I am going through a book on statistical learning and ran into a problem concerning k nearest neighbor methods. The book says that using least squares to determine optimal k will lead to $k=1$. I tried proving this but am not sure how to differentiate the summation part i.e $\sum_{x_{i} \epsilon N_{k}(x)} Y_{i}$ since the k is involved in the summation.
To help me out could someone show me how to differentiate the kNN formula itself with respect to k please.
Thanks! PS the formula for kNN is:
$\hat{Y}(x)=\frac{1}{k}\sum_{x_{i} \epsilon N_{k}(x)} Y_{i}$
Here is crude information of what I have in mind. Note that it might be one way of formulating the problem.
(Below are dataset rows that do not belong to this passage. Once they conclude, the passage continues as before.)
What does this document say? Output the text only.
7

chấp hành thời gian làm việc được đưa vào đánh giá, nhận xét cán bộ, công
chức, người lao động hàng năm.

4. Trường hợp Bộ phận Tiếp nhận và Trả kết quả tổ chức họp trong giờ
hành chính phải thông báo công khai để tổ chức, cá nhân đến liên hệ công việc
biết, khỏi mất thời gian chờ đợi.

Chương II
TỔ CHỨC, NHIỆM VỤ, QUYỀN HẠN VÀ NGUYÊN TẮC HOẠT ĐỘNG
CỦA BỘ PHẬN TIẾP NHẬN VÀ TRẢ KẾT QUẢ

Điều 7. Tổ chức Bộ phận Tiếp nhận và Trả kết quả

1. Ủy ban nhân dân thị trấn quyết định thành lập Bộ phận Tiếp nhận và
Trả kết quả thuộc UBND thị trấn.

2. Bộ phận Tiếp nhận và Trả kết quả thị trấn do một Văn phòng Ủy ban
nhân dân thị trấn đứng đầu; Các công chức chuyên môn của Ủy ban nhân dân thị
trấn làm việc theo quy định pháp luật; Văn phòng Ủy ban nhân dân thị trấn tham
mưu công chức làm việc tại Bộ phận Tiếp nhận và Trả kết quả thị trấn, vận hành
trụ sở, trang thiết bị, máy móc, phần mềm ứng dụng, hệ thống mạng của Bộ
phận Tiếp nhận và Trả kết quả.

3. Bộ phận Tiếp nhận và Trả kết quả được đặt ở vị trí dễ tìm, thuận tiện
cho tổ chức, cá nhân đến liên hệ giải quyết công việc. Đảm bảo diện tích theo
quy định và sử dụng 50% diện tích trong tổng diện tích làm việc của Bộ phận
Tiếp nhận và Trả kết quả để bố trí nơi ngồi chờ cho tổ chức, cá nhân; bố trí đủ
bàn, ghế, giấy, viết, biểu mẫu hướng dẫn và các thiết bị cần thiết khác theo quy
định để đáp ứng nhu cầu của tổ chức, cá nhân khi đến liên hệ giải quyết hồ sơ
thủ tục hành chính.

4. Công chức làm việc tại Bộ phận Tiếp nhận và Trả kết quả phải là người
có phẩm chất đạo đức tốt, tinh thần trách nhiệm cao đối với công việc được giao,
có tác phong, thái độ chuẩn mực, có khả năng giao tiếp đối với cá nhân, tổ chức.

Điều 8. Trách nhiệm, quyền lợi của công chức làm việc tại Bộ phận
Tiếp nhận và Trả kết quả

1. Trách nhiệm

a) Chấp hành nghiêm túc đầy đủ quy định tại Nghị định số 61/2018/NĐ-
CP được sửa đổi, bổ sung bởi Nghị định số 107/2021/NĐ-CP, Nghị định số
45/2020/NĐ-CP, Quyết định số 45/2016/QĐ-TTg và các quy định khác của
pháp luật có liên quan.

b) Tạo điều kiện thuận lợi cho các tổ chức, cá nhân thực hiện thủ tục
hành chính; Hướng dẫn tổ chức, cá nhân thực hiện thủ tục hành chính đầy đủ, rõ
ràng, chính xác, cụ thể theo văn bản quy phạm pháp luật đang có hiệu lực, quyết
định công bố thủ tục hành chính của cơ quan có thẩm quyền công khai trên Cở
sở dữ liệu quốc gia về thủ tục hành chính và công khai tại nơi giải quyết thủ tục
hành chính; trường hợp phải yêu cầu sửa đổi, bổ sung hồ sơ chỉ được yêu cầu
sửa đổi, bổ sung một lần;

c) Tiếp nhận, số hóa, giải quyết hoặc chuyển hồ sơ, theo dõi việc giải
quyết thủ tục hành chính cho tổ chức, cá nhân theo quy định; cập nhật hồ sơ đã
Firstly, note that a real machine learning problem is a discrete problem, in the sense that some data points, with the corresponding labels (classes) are given to you and you have to guess the label of a new data point, according to the rule
$$\hat{Y}(X)=\frac{1}{k}\sum_{X_{i} \epsilon N_{k}(X)} Y_{i}$$
So, given is labeled data points $T=\{(X_i,Y_i)|X_i \in \mathbb{R}^n,Y_i \in\{0,1,...,c-1\}\}$, where we have $c$ classes.
At this point, we would like to define a function $f:\mathbb{R}^n \rightarrow\mathbb{R}$, which is continuous, such that the floor of the function ($\lfloor{f(X)}\rfloor$)gives the correct classes, when inputs $X_i$ from the set $T$ is given as input to it.
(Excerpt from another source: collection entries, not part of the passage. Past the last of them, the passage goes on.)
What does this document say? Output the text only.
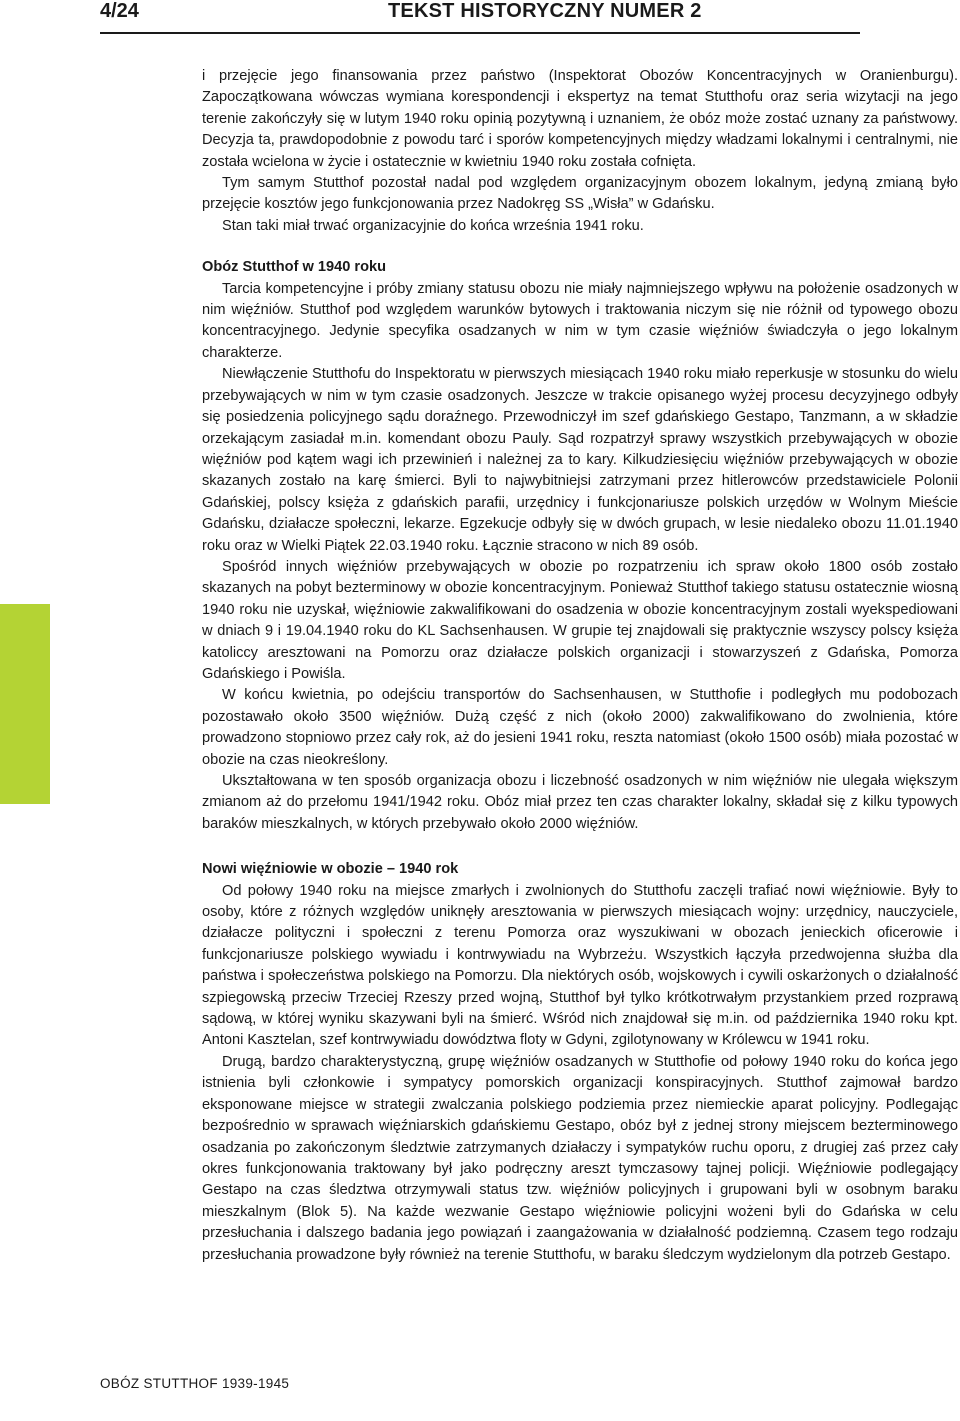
4/24	TEKST HISTORYCZNY NUMER 2

i przejęcie jego finansowania przez państwo (Inspektorat Obozów Koncentracyjnych w Oranienburgu). Zapoczątkowana wówczas wymiana korespondencji i ekspertyz na temat Stutthofu oraz seria wizytacji na jego terenie zakończyły się w lutym 1940 roku opinią pozytywną i uznaniem, że obóz może zostać uznany za państwowy. Decyzja ta, prawdopodobnie z powodu tarć i sporów kompetencyjnych między władzami lokalnymi i centralnymi, nie została wcielona w życie i ostatecznie w kwietniu 1940 roku została cofnięta.

Tym samym Stutthof pozostał nadal pod względem organizacyjnym obozem lokalnym, jedyną zmianą było przejęcie kosztów jego funkcjonowania przez Nadokręg SS „Wisła” w Gdańsku.

Stan taki miał trwać organizacyjnie do końca września 1941 roku.

Obóz Stutthof w 1940 roku

Tarcia kompetencyjne i próby zmiany statusu obozu nie miały najmniejszego wpływu na położenie osadzonych w nim więźniów. Stutthof pod względem warunków bytowych i traktowania niczym się nie różnił od typowego obozu koncentracyjnego. Jedynie specyfika osadzanych w nim w tym czasie więźniów świadczyła o jego lokalnym charakterze.

Niewłączenie Stutthofu do Inspektoratu w pierwszych miesiącach 1940 roku miało reperkusje w stosunku do wielu przebywających w nim w tym czasie osadzonych. Jeszcze w trakcie opisanego wyżej procesu decyzyjnego odbyły się posiedzenia policyjnego sądu doraźnego. Przewodniczył im szef gdańskiego Gestapo, Tanzmann, a w składzie orzekającym zasiadał m.in. komendant obozu Pauly. Sąd rozpatrzył sprawy wszystkich przebywających w obozie więźniów pod kątem wagi ich przewinień i należnej za to kary. Kilkudziesięciu więźniów przebywających w obozie skazanych zostało na karę śmierci. Byli to najwybitniejsi zatrzymani przez hitlerowców przedstawiciele Polonii Gdańskiej, polscy księża z gdańskich parafii, urzędnicy i funkcjonariusze polskich urzędów w Wolnym Mieście Gdańsku, działacze społeczni, lekarze. Egzekucje odbyły się w dwóch grupach, w lesie niedaleko obozu 11.01.1940 roku oraz w Wielki Piątek 22.03.1940 roku. Łącznie stracono w nich 89 osób.

Spośród innych więźniów przebywających w obozie po rozpatrzeniu ich spraw około 1800 osób zostało skazanych na pobyt bezterminowy w obozie koncentracyjnym. Ponieważ Stutthof takiego statusu ostatecznie wiosną 1940 roku nie uzyskał, więźniowie zakwalifikowani do osadzenia w obozie koncentracyjnym zostali wyekspediowani w dniach 9 i 19.04.1940 roku do KL Sachsenhausen. W grupie tej znajdowali się praktycznie wszyscy polscy księża katoliccy aresztowani na Pomorzu oraz działacze polskich organizacji i stowarzyszeń z Gdańska, Pomorza Gdańskiego i Powiśla.

W końcu kwietnia, po odejściu transportów do Sachsenhausen, w Stutthofie i podległych mu podobozach pozostawało około 3500 więźniów. Dużą część z nich (około 2000) zakwalifikowano do zwolnienia, które prowadzono stopniowo przez cały rok, aż do jesieni 1941 roku, reszta natomiast (około 1500 osób) miała pozostać w obozie na czas nieokreślony.

Ukształtowana w ten sposób organizacja obozu i liczebność osadzonych w nim więźniów nie ulegała większym zmianom aż do przełomu 1941/1942 roku. Obóz miał przez ten czas charakter lokalny, składał się z kilku typowych baraków mieszkalnych, w których przebywało około 2000 więźniów.

Nowi więźniowie w obozie – 1940 rok

Od połowy 1940 roku na miejsce zmarłych i zwolnionych do Stutthofu zaczęli trafiać nowi więźniowie. Były to osoby, które z różnych względów uniknęły aresztowania w pierwszych miesiącach wojny: urzędnicy, nauczyciele, działacze polityczni i społeczni z terenu Pomorza oraz wyszukiwani w obozach jenieckich oficerowie i funkcjonariusze polskiego wywiadu i kontrwywiadu na Wybrzeżu. Wszystkich łączyła przedwojenna służba dla państwa i społeczeństwa polskiego na Pomorzu. Dla niektórych osób, wojskowych i cywili oskarżonych o działalność szpiegowską przeciw Trzeciej Rzeszy przed wojną, Stutthof był tylko krótkotrwałym przystankiem przed rozprawą sądową, w której wyniku skazywani byli na śmierć. Wśród nich znajdował się m.in. od października 1940 roku kpt. Antoni Kasztelan, szef kontrwywiadu dowództwa floty w Gdyni, zgilotynowany w Królewcu w 1941 roku.

Drugą, bardzo charakterystyczną, grupę więźniów osadzanych w Stutthofie od połowy 1940 roku do końca jego istnienia byli członkowie i sympatycy pomorskich organizacji konspiracyjnych. Stutthof zajmował bardzo eksponowane miejsce w strategii zwalczania polskiego podziemia przez niemieckie aparat policyjny. Podlegając bezpośrednio w sprawach więźniarskich gdańskiemu Gestapo, obóz był z jednej strony miejscem bezterminowego osadzania po zakończonym śledztwie zatrzymanych działaczy i sympatyków ruchu oporu, z drugiej zaś przez cały okres funkcjonowania traktowany był jako podręczny areszt tymczasowy tajnej policji. Więźniowie podlegający Gestapo na czas śledztwa otrzymywali status tzw. więźniów policyjnych i grupowani byli w osobnym baraku mieszkalnym (Blok 5). Na każde wezwanie Gestapo więźniowie policyjni wożeni byli do Gdańska w celu przesłuchania i dalszego badania jego powiązań i zaangażowania w działalność podziemną. Czasem tego rodzaju przesłuchania prowadzone były również na terenie Stutthofu, w baraku śledczym wydzielonym dla potrzeb Gestapo.

OBÓZ STUTTHOF 1939-1945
For any optimisation, you need to define a cost function. One can be defined as below.
$$Cost=\sum_{i}(\hat{Y}(X_i)-\lfloor{f(X_i)}\rfloor)^2=\sum_{i}(\frac{1}{k}\sum_{X_{i} \epsilon N_{k}(x)} Y_{i}-\lfloor{f(X_i)}\rfloor)^2$$
In order to use calculus to analyse the problem, we need to make further modifications.
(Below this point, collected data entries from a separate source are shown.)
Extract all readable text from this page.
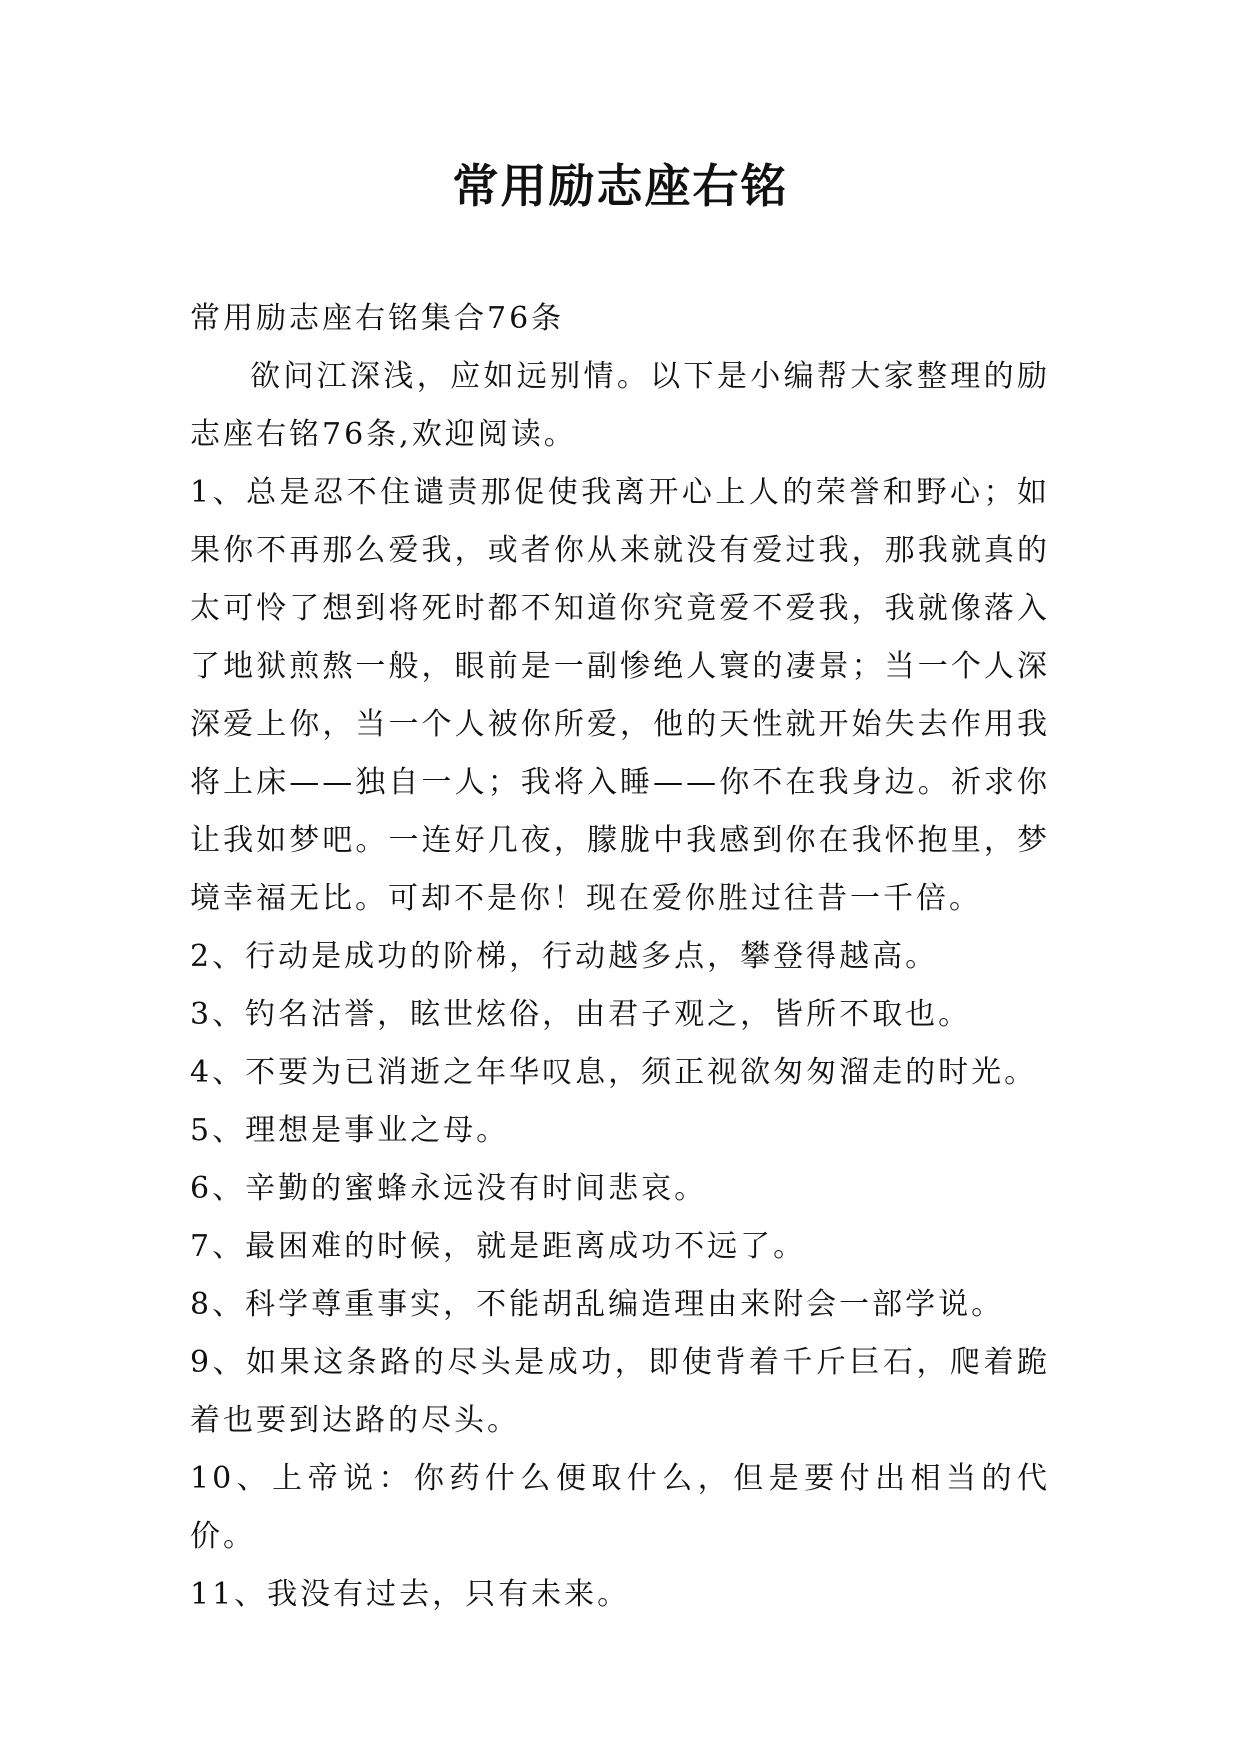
常用励志座右铭

常用励志座右铭集合76条

欲问江深浅，应如远别情。以下是小编帮大家整理的励志座右铭76条,欢迎阅读。

1、总是忍不住谴责那促使我离开心上人的荣誉和野心；如果你不再那么爱我，或者你从来就没有爱过我，那我就真的太可怜了想到将死时都不知道你究竟爱不爱我，我就像落入了地狱煎熬一般，眼前是一副惨绝人寰的凄景；当一个人深深爱上你，当一个人被你所爱，他的天性就开始失去作用我将上床——独自一人；我将入睡——你不在我身边。祈求你让我如梦吧。一连好几夜，朦胧中我感到你在我怀抱里，梦境幸福无比。可却不是你！现在爱你胜过往昔一千倍。

2、行动是成功的阶梯，行动越多点，攀登得越高。

3、钓名沽誉，眩世炫俗，由君子观之，皆所不取也。

4、不要为已消逝之年华叹息，须正视欲匆匆溜走的时光。

5、理想是事业之母。

6、辛勤的蜜蜂永远没有时间悲哀。

7、最困难的时候，就是距离成功不远了。

8、科学尊重事实，不能胡乱编造理由来附会一部学说。

9、如果这条路的尽头是成功，即使背着千斤巨石，爬着跪着也要到达路的尽头。

10、上帝说：你药什么便取什么，但是要付出相当的代价。

11、我没有过去，只有未来。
$$Cost=\int_{X \in \mathbb{R}^n} \bigg(\frac{1}{V(S_r(X))}\int_{T \in S_r(X)}f(T)dT -f(X) \bigg )^2 dX$$
$S_r(X)$ is the open sphere, centred at $X$ with radius $r$. $V(S_r(x))$ is the volume of the open sphere. $V(S_r(x))$ is supposed to be the continuous counterpart of $k$. Also, we have $V(S_r(x))=\alpha r^n$, where $\alpha$ is a constant.
$$V(S_r(x))=\alpha r^n$$
We may rewrite the cost function to get.
$$Cost=\int_{X \in \mathbb{R}^n} \bigg( \frac{1}{\alpha r^n} \int_{T \in S_r(X)}f(T)dT -f(X) \bigg )^2 dX$$
The term $\int_{T \in S_r(X)}f(T)dT$ can be approximated by
$$\int_{T \in \mathbb{R}^n} \delta (X,r)f(T)dT$$
where $\delta(X,r)$ is Gaussian distribution with mean $X$ and variance $r$ and $r=d(T,X)$ is the Euclidean distance between $X$ and $T$. As $r$ goes to $0$, the integral goes to $\alpha r^n f(X)$.
According to the last two equations, you should come to a conclusion that for $r=0$ you get the minimum. Note that $r=0$ is equivalent to $k=1$, which means that you want to consider only the point $X$ itself for evaluation of the label $Y(X)$.
You can also take the derivative of the cost function, with respect to $r$ and put it equal to $0$, which is a tedious process.